Hemolytic uremic syndrome (HUS) caused by intestinal Shiga toxin–producing Escherichia coli infections is a worldwide health problem, as dramatically exemplified by the German outbreak occurred in summer 2011 and by a constant burden of cases in children. Shiga toxins (Stx) play a pivotal role in HUS by triggering endothelial damage in kidney and brain through globotriaosylceramide (Gb3Cer) receptor targeting. Moreover, Stx interact with human neutrophils, as experimentally demonstrated in vitro and as observed in patients with HUS. A neutrophil-protective role on endothelial damage (sequestration of circulating toxins) and a causative role in toxin delivery from the gut to the kidney (piggyback transport) have been suggested in different studies. However, the receptor that recognizes Stx in human neutrophils, which do not express Gb3Cer, has not been identified.

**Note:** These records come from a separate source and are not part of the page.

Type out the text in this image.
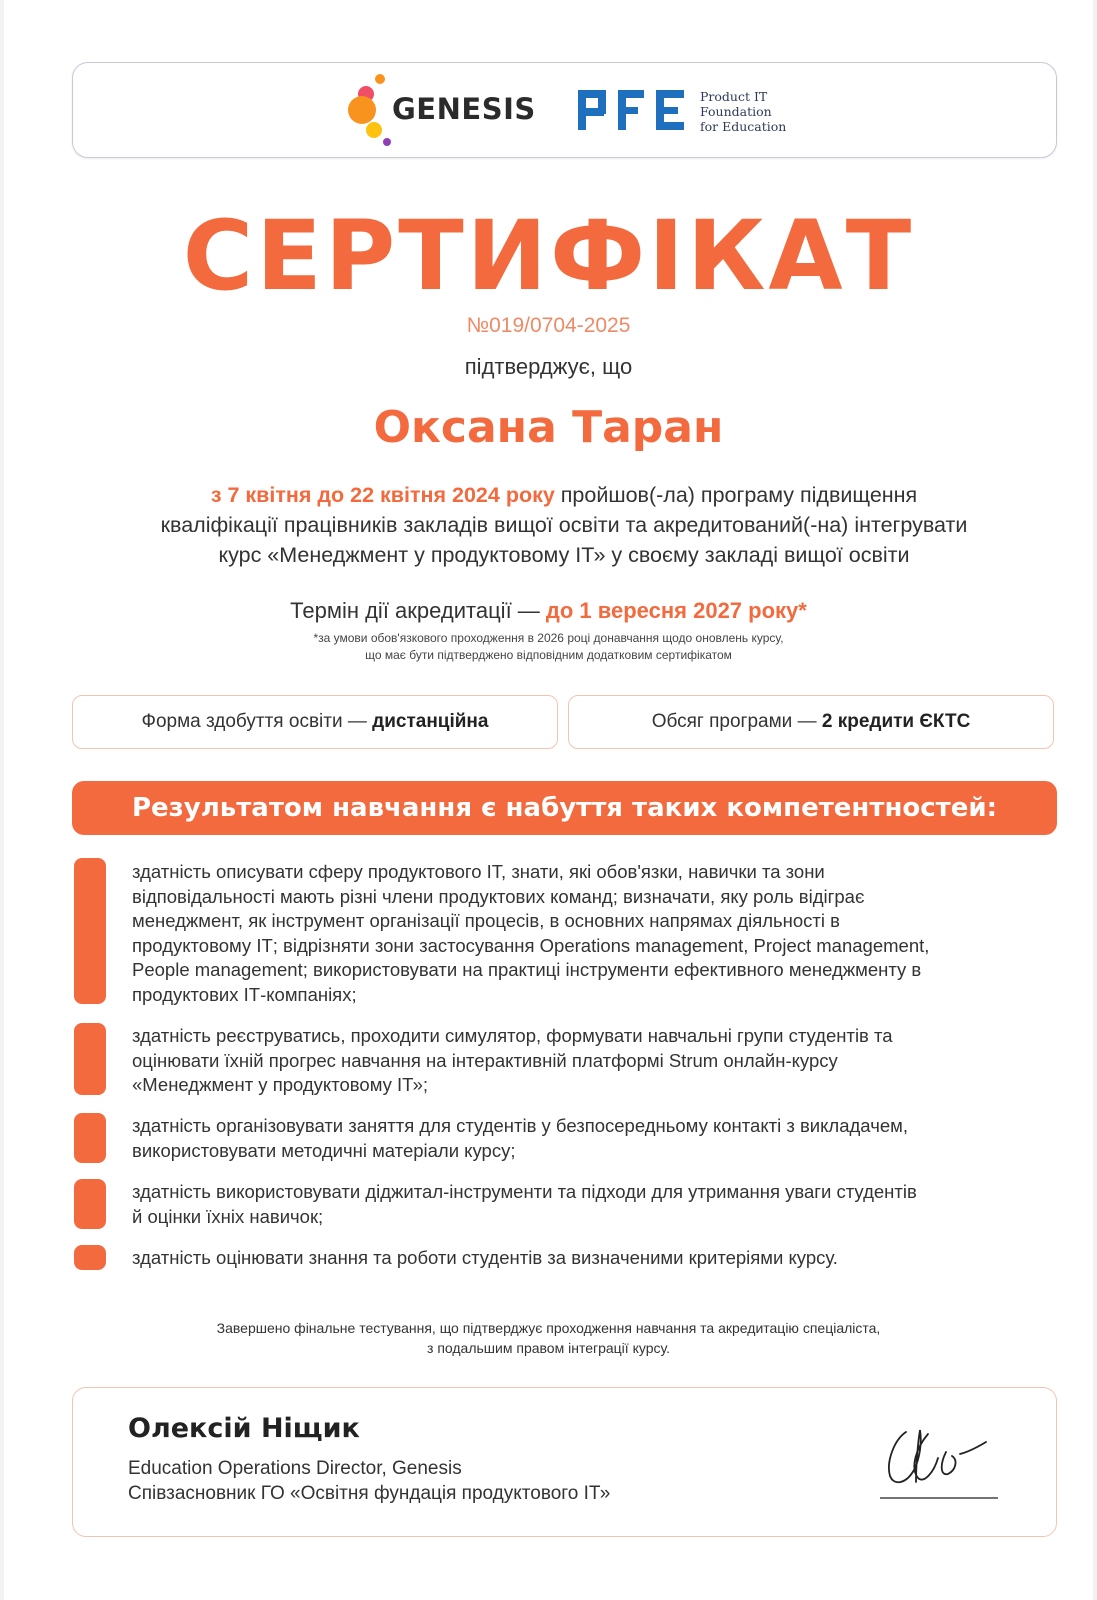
GENESIS	Product IT
Foundation
for Education
СЕРТИФІКАТ
№019/0704-2025
підтверджує, що
Оксана Таран
з 7 квітня до 22 квітня 2024 року пройшов(-ла) програму підвищення
кваліфікації працівників закладів вищої освіти та акредитований(-на) інтегрувати
курс «Менеджмент у продуктовому ІТ» у своєму закладі вищої освіти
Термін дії акредитації — до 1 вересня 2027 року*
*за умови обов'язкового проходження в 2026 році донавчання щодо оновлень курсу,
що має бути підтверджено відповідним додатковим сертифікатом
Форма здобуття освіти — дистанційна	Обсяг програми — 2 кредити ЄКТС
Результатом навчання є набуття таких компетентностей:
здатність описувати сферу продуктового ІТ, знати, які обов'язки, навички та зони
відповідальності мають різні члени продуктових команд; визначати, яку роль відіграє
менеджмент, як інструмент організації процесів, в основних напрямах діяльності в
продуктовому ІТ; відрізняти зони застосування Operations management, Project management,
People management; використовувати на практиці інструменти ефективного менеджменту в
продуктових ІТ-компаніях;
здатність реєструватись, проходити симулятор, формувати навчальні групи студентів та
оцінювати їхній прогрес навчання на інтерактивній платформі Strum онлайн-курсу
«Менеджмент у продуктовому ІТ»;
здатність організовувати заняття для студентів у безпосередньому контакті з викладачем,
використовувати методичні матеріали курсу;
здатність використовувати діджитал-інструменти та підходи для утримання уваги студентів
й оцінки їхніх навичок;
здатність оцінювати знання та роботи студентів за визначеними критеріями курсу.
Завершено фінальне тестування, що підтверджує проходження навчання та акредитацію спеціаліста,
з подальшим правом інтеграції курсу.
Олексій Ніщик
Education Operations Director, Genesis
Співзасновник ГО «Освітня фундація продуктового ІТ»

In this study, by competition and functional experiments with appropriate agonists and antagonists (LPS, anti-TLR4 Abs, respectively), we have identified TLR4 as the receptor that specifically recognizes Stx1 and Stx2 in human neutrophils. Accordingly, these treatments displaced both toxin variants from neutrophils and, upon challenge with Stx1 or Stx2, neutrophils displayed the same pattern of cytokine expression as in response to LPS (assessed by quantitative RT-PCR, ELISA, or multiplexed Luminex-based immunoassays). Moreover, data were supported by adequate controls excluding any potential interference of contaminating LPS in Stx-binding and activation of neutrophils. The identification of the Stx-receptor on neutrophils provides additional elements to foster the understanding of the pathophysiology of HUS and could have an important effect on the development of therapeutic strategies.